Le Stretch (STRC) de Strategy fait face à une pression notable, mais il ne ressemble pas au stablecoin qui a mis la crypto à genoux en 2022, selon Mark Palmer de Benchmark-StoneX.
Bien que l'action privilégiée phare de la société acheteuse de Bitcoin ait évoqué de douloureux souvenirs en dérivant vers des plus bas historiques la semaine dernière, les comparaisons entre elle et l'écosystème effondré de Terra restent "fondamentalement erronées", a partagé l'analyste de la banque d'investissement dans une note de lundi.
Palmer a soutenu que la faiblesse du STRC avait "alimenté des commentaires alarmistes sur les réseaux sociaux", négligeant les différences fondamentales entre ce produit à dividendes et deux jetons, TerraUSD et LUNA, qui ont effacé 40 milliards de dollars de capitalisation boursière lors de leur chute il y a quelques années.

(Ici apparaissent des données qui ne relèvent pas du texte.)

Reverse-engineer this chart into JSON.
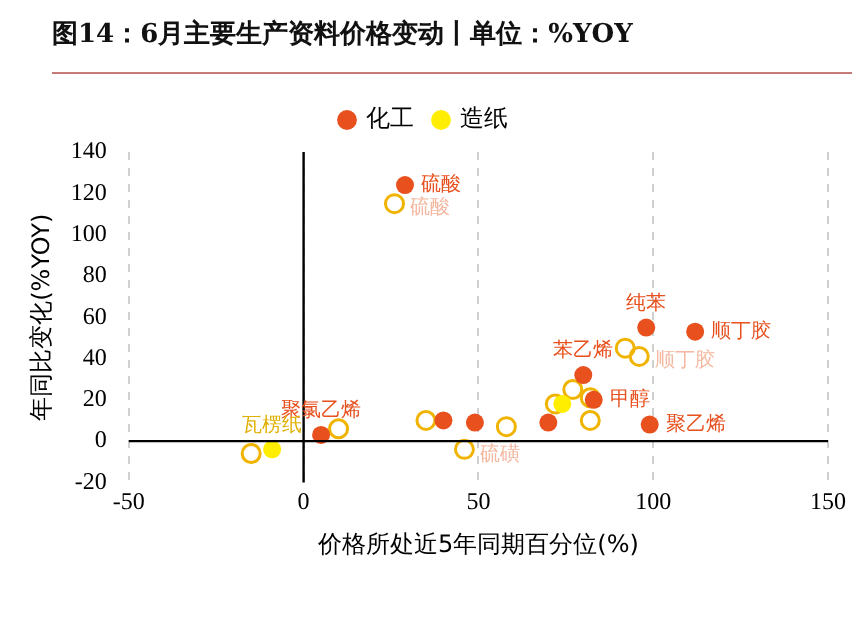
{
  "chart_data": {
    "type": "scatter",
    "title": "图14：6月主要生产资料价格变动丨单位：%YOY",
    "xlabel": "价格所处近5年同期百分位(%)",
    "ylabel": "年同比变化(%YOY)",
    "xlim": [
      -50,
      150
    ],
    "xticks": [
      -50,
      0,
      50,
      100,
      150
    ],
    "ylim": [
      -20,
      140
    ],
    "yticks": [
      -20,
      0,
      20,
      40,
      60,
      80,
      100,
      120,
      140
    ],
    "grid": "x",
    "legend": "top",
    "marker": "circle",
    "series": [
      {
        "name": "化工",
        "color": "#e8501e",
        "x": [
          29,
          98,
          112,
          80,
          83,
          99,
          40,
          49,
          70,
          5
        ],
        "values": [
          124,
          55,
          53,
          32,
          20,
          8,
          10,
          9,
          9,
          3
        ],
        "value_labels": [
          "硫酸",
          "纯苯",
          "顺丁胶",
          "苯乙烯",
          "甲醇",
          "聚乙烯",
          null,
          null,
          null,
          "聚氯乙烯"
        ]
      },
      {
        "name": "造纸",
        "color": "#ffee00",
        "x": [
          -9,
          74
        ],
        "values": [
          -4,
          18
        ],
        "value_labels": [
          "瓦楞纸",
          null
        ]
      },
      {
        "color": "#f0b400",
        "x": [
          26,
          92,
          96,
          77,
          82,
          82,
          35,
          10,
          46,
          58,
          -15,
          72
        ],
        "values": [
          115,
          45,
          41,
          25,
          21,
          10,
          10,
          6,
          -4,
          7,
          -6,
          18
        ],
        "value_labels": [
          "硫酸",
          null,
          "顺丁胶",
          null,
          null,
          null,
          null,
          null,
          "硫磺",
          null,
          null,
          null
        ]
      }
    ]
  }
}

« Le STRC n'est pas un stablecoin », a souligné Palmer. « Il n'est pas adossé à un mécanisme d'arbitrage algorithmique et ne dépend pas de la confiance en une structure de jetons réflexive. »

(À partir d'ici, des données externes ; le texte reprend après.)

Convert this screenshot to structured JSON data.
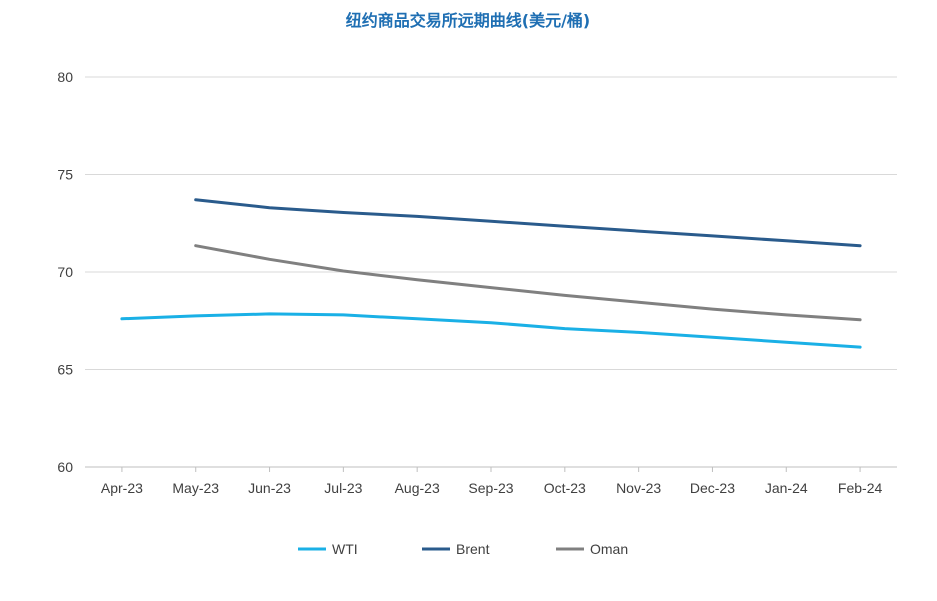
{
  "chart_data": {
    "type": "line",
    "title": "纽约商品交易所远期曲线(美元/桶)",
    "xlabel": "",
    "ylabel": "",
    "categories": [
      "Apr-23",
      "May-23",
      "Jun-23",
      "Jul-23",
      "Aug-23",
      "Sep-23",
      "Oct-23",
      "Nov-23",
      "Dec-23",
      "Jan-24",
      "Feb-24"
    ],
    "ylim": [
      60,
      80
    ],
    "yticks": [
      "60",
      "65",
      "70",
      "75",
      "80"
    ],
    "grid": true,
    "legend": "bottom",
    "series": [
      {
        "name": "WTI",
        "color": "#1ab0e6",
        "values": [
          67.6,
          67.75,
          67.85,
          67.8,
          67.6,
          67.4,
          67.1,
          66.9,
          66.65,
          66.4,
          66.15
        ]
      },
      {
        "name": "Brent",
        "color": "#2a5b8c",
        "values": [
          null,
          73.7,
          73.3,
          73.05,
          72.85,
          72.6,
          72.35,
          72.1,
          71.85,
          71.6,
          71.35
        ]
      },
      {
        "name": "Oman",
        "color": "#808080",
        "values": [
          null,
          71.35,
          70.65,
          70.05,
          69.6,
          69.2,
          68.8,
          68.45,
          68.1,
          67.8,
          67.55
        ]
      }
    ]
  }
}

La plupart des stablecoins sont adossés à une combinaison de liquidités et de bons du Trésor américain, mais TerraUSD a tenté de rompre avec ce modèle sans réserves physiques, s'appuyant plutôt sur un cadre novateur de "frappe et destruction" avec son jeton frère, LUNA, pour maintenir artificiellement son ancrage.
Le STRC, en revanche, est indirectement adossé aux avoirs en Bitcoin de Strategy. La firme de Tysons Corner, en Virginie, a signalé lundi qu'elle détient désormais 847 363 Bitcoins, une somme évaluée à 54,5 milliards de dollars, l'actif numérique s'échangeant autour de 64 400 $.
Alors que l'écosystème de Terra s'est effondré, TerraUSD a "désancré", perdant sa parité avec le dollar américain alors que les investisseurs perdaient rapidement confiance en la capacité du protocole à rester stable. Le protocole Anchor du projet était célèbre pour offrir un rendement annuel en pourcentage (APY) de 20 % sur les dépôts.
Ce même langage a été utilisé en relation avec la faiblesse du STRC jeudi, alors que le produit, qui offre actuellement un dividende annuel de 11,5 %, est tombé jusqu'à 82,53 $. Lundi, l'action privilégiée a clôturé stable à 88,65 $, soit environ 11,3 % en dessous de sa valeur nominale de 100 $, selon Yahoo Finance.
This stablecoin is now 10% depegged btw https://t.co/ZYACvjnxAl pic.twitter.com/TsMwZgserK
— Sisyphus (@0xSisyphus) June 17, 2026
Le STRC, a noté Palmer, est conçu pour se négocier autour des 100 $, mais son prix a été cyclique depuis son lancement il y a moins d'un an. Lorsque le STRC se négocie à ce seuil ou au-dessus, Strategy émet plus d'actions et utilise les recettes pour acheter davantage de Bitcoin.
Le produit est resté en dessous de sa valeur nominale de 100 $ pendant plusieurs semaines, et certains analystes anticipent maintenant que la société cherchera à augmenter le taux de dividende du produit afin de soutenir son redressement vers ce niveau.
Strategy dispose également d'autres leviers. Par exemple, la société acheteuse de Bitcoin a accumulé des liquidités pendant trois semaines consécutives, renflouant sa réserve en USD afin de communiquer aux actionnaires privilégiés que les paiements de dividendes continueront d'être versés.
Lorsque le STRC se négocie en dessous des 100 $, sa capacité à acheter du Bitcoin peut être limitée, mais cela ne signifie pas qu'il y a un problème fondamental, a écrit Palmer.
« Il y a une différence significative entre affirmer que le moteur de financement par actions privilégiées de Strategy est devenu moins efficace », a-t-il dit, « et affirmer que le modèle global de la société est cassé, comme certains de ses détracteurs l'ont suggéré. »
La banque d'investissement a réaffirmé son objectif de cours de 570 $ pour Strategy. Cette prévision est bien supérieure au plus haut de plusieurs années de 457 $ que les actions de la société avaient atteintes en octobre.
Lundi, les actions de Strategy ont chuté de 2,8 % pour atteindre 109 $. Cette performance s'ajoute à une série négative, le prix de l'action de la société ayant baissé pour le cinquième jour de bourse consécutif.